Logan has now spent half his life in prison for killing a security guard at a Chicago McDonald's, a crime he has always said he did not commit.
"I never gave up hope because I knew this was something that I didn't do," Logan said.
A month after Logan was arrested, Dale Coventry, a Chicago public defender, stumbled on the real killer, Andrew Wilson, who was one of his clients. Coventry confronted Wilson.
"We were told that you were the shooter at the McDonald's," Coventry recalled of his conversation with Wilson at the time. "'Was that true?' He said, 'Uh huh.' I said, 'With a shotgun? You killed him with the shotgun?' and he said, 'Yeah.'"
Under the rules of attorney-client privilege, Coventry had to keep Wilson's confession secret.
"What he told me was sacrosanct. It is privileged. My ethical duty is to not reveal that information. And I never did," Coventry said.
Logan was convicted of the killing, and the prosecutors even sought the death penalty based on three eye witness testimonies, though there was no physical evidence.
"I am not going to lie. I was scared," Logan recalled feeling at the time while he was awaiting the decision.
The jury gave life in prison without parole.
"They prosecuted an innocent man," Coventry said. "How do you live with yourself having this secret? ... I couldn't do anything legally or ethically. I represented Andrew Wilson."
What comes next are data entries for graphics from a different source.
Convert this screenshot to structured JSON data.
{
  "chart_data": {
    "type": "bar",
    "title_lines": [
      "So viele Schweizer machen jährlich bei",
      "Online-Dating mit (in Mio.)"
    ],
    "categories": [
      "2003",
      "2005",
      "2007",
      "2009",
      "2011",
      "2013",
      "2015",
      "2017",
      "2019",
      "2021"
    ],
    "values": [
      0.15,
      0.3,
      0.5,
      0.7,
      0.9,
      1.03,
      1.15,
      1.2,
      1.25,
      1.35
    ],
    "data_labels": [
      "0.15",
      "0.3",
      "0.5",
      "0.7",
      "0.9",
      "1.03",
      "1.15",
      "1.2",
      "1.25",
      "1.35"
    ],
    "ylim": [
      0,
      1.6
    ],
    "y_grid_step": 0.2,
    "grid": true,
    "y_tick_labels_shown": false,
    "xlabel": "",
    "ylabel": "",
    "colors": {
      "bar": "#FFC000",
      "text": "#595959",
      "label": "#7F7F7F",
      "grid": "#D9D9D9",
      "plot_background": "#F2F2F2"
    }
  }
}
Tormented by his secret, Coventry wanted to do something. He wrote an affidavit that Wilson was the killer, had it notarized and locked it in a box.
When Wilson died late last year, Coventry unlocked the box and shared his secret.
"All this time they knew, but they can say nothing," Logan said. "What they don't realize is this ... giving an individual the death penalty is giving them a fast death. Giving an individual life is giving them a slow death, a lingering death."
During half of his life spent in Stateville prison, both his mother and his grandmother, who raised him, died. "They are lost ... gone. You can't get them back," Logan said, reflecting on what he had missed.
Years ago, Logan decided what he would do first after being set free.
"I have seen it coming for the last 26 years. ... I am going to go to the graveyard, go to the cemetery and talk to my grandmother there. Talk to her spirit right there. Mama ... I am finally home."